A batch of transformed samples.

Return type:

DataNode

Invoking custom RandAugment policies¶

Thanks to the simpler nature of RandAugment, its policies are defined as lists of augmentations, that can be passed as a first argument to the apply_rand_augment() when invoked inside a pipeline definition.

nvidia.dali.auto_aug.rand_augment.apply_rand_augment(augmentations, data, n, m, num_magnitude_bins=31, seed=None, **kwargs)¶

Applies the list of augmentations in RandAugment (https://arxiv.org/abs/1909.13719) fashion. Each sample is transformed with n operations in a sequence randomly selected from the augmentations list. Each operation uses m as the magnitude bin.

Parameters:

augmentations (List[core._Augmentation]) – List of augmentations to be sampled and applied in RandAugment fashion.
data (DataNode) – A batch of samples to be processed.
n (int) – The number of randomly sampled operations to be applied to a sample.
m (int) – A magnitude bin (strength) of each operation to be applied, it must be an integer within [0, num_magnitude_bins - 1].
num_magnitude_bins (int) – The number of bins to divide the magnitude ranges into.
seed (int) – Seed to be used to randomly sample operations (and to negate magnitudes).
kwargs – Any extra parameters to be passed when calling augmentations. The signature of each augmentation is checked for any extra arguments and if the name of the argument matches one from the kwargs, the value is passed as an argument. For example, some augmentations from the default RandAugment suite accept shapes, fill_value and interp_type.

Returns:

A batch of transformed samples.

Return type:

DataNode

Accessing predefined policies¶

To obtain the predefined policy definition refer to the following functions.

nvidia.dali.auto_aug.rand_augment.get_rand_augment_suite(use_shape=False, max_translate_abs=None, max_translate_rel=None)¶

Creates a list of RandAugment augmentations.

Parameters:

use_shape (bool) – If true, the translation offset is computed as a percentage of the image/frame shape. Useful if the samples processed with the auto augment have different shapes. If false, the offsets range is bounded by a constant (max_translate_abs).
max_translate_abs (int or (int, int), optional) – Only valid with use_shape=False, specifies the maximal shift (in pixels) in the translation augmentations. If a tuple is specified, the first component limits height, the second the width. Defaults 100.
max_translate_rel (float or (float, float), optional) – Only valid with use_shape=True, specifies the maximal shift as a fraction of image/frame shape in the translation augmentations. If a tuple is specified, the first component limits height, the second the width.
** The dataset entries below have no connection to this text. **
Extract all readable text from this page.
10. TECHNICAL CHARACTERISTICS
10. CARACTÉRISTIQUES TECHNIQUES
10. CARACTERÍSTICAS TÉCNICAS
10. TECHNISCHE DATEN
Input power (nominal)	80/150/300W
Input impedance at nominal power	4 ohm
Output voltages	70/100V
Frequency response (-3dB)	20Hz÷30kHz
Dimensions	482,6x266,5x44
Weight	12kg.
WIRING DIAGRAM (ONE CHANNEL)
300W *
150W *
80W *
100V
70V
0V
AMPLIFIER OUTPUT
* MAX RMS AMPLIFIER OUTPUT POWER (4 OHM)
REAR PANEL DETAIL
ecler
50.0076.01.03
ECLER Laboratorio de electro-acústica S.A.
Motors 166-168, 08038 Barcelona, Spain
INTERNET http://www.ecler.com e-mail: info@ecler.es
Defaults to around 0.45 (100/224).

nvidia.dali.auto_aug.rand_augment.get_rand_augment_non_monotonic_suite(use_shape=False, max_translate_abs=None, max_translate_rel=None)¶

Similarly to get_rand_augment_suite() creates a list of RandAugment augmentations.

This variant uses brightness, contrast, color, sharpness, posterize, and solarize with magnitude ranges as used by the AutoAugment. However, those ranges do not meet the intuition that the bigger magnitude bin corresponds to stronger operation.